While unclear, this raid appears to be associated with that ongoing investigation, which was launched just months after Apple took action to address the authorities' concern about its supposedly unfair contracts with local firms commissioned to repair Apple products and other devices.

Last December, the country's then-resident Park Geun-hye was impeached on grounds of accepting bribes. That investigation also lead to the ouster of Samsung's de facto head Lee Jae-yong. He was convicted on corruption charges and sentenced to five years in prison for bribery, embezzlement, and perjury.

Criticism On The South Korean FTC

None of those came as a surprise. The Korean Fair Trade Commission has often been accused of abusing its authority to favor local companies against competition from big international players such as Apple.
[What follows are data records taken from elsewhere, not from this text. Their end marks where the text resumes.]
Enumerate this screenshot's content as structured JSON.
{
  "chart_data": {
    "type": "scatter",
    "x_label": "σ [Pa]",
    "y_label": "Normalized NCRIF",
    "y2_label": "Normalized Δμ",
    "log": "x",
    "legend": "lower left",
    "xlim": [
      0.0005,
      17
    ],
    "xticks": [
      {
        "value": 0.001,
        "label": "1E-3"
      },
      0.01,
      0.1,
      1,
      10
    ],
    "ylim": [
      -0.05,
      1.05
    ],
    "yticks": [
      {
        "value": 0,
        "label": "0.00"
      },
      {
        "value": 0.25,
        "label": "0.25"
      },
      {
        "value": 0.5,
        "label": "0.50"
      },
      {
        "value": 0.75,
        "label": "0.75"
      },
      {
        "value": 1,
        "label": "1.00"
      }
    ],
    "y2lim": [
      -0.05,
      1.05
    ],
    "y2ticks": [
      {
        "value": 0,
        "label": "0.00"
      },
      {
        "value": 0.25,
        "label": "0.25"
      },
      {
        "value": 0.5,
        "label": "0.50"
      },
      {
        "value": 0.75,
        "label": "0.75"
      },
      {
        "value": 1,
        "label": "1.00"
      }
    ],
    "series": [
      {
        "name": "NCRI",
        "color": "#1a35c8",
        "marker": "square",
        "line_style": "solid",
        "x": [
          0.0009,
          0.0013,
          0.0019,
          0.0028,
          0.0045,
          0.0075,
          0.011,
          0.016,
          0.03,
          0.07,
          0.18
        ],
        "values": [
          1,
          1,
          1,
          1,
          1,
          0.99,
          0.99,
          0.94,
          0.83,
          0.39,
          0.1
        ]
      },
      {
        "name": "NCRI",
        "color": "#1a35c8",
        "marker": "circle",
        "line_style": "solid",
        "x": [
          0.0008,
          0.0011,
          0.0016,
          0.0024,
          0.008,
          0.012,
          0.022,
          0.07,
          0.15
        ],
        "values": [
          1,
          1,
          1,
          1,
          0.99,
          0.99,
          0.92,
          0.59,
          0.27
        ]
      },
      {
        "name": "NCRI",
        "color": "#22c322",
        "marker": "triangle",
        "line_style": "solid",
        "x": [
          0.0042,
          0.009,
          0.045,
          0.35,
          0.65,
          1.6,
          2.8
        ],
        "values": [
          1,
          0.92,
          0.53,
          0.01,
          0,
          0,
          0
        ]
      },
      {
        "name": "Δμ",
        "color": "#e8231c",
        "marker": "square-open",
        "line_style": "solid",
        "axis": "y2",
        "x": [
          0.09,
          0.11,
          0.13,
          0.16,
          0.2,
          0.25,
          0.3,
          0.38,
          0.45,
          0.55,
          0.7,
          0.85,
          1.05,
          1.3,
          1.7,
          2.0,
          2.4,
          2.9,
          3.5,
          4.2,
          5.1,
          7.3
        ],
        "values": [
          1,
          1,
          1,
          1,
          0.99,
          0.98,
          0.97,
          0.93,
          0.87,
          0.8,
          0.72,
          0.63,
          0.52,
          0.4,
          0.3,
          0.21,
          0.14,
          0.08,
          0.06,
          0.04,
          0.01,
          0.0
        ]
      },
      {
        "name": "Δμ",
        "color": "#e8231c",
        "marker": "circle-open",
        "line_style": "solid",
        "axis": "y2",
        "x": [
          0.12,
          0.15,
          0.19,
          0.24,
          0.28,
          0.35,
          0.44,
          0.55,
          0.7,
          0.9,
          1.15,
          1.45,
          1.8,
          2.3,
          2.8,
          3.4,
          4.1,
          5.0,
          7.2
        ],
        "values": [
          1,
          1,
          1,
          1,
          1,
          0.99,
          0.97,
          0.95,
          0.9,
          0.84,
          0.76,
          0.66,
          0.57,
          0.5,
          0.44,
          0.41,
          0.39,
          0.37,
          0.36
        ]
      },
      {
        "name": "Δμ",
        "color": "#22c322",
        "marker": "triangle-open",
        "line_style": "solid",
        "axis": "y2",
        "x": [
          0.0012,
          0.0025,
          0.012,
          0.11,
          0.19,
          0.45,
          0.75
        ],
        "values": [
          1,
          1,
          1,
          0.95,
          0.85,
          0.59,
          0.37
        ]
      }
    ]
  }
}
In 2015, when the Cupertino brand nabbed a whopping 33 percent share of the country's smartphone market, the agency launched an investigation to determine whether foreign companies were disrupting the local market.

Roger Kay, president of Endpoint Technologies Associates, accused the commission of having a "protectionist agenda," arguing in 2015 that the agency had been "slapping spurious charges on foreign companies." Several critics mirror Kay's position, often complaining about the commission's bias toward domestic firms.

To try and challenge Apple's rise in South Korea, Samsung recently launched promotional offer where 10,000 iPhone owners could avail a one-month trial of either the Galaxy Note 8 or Galaxy S8.

The iPhone X was scheduled to launch in South Korea on Nov. 24.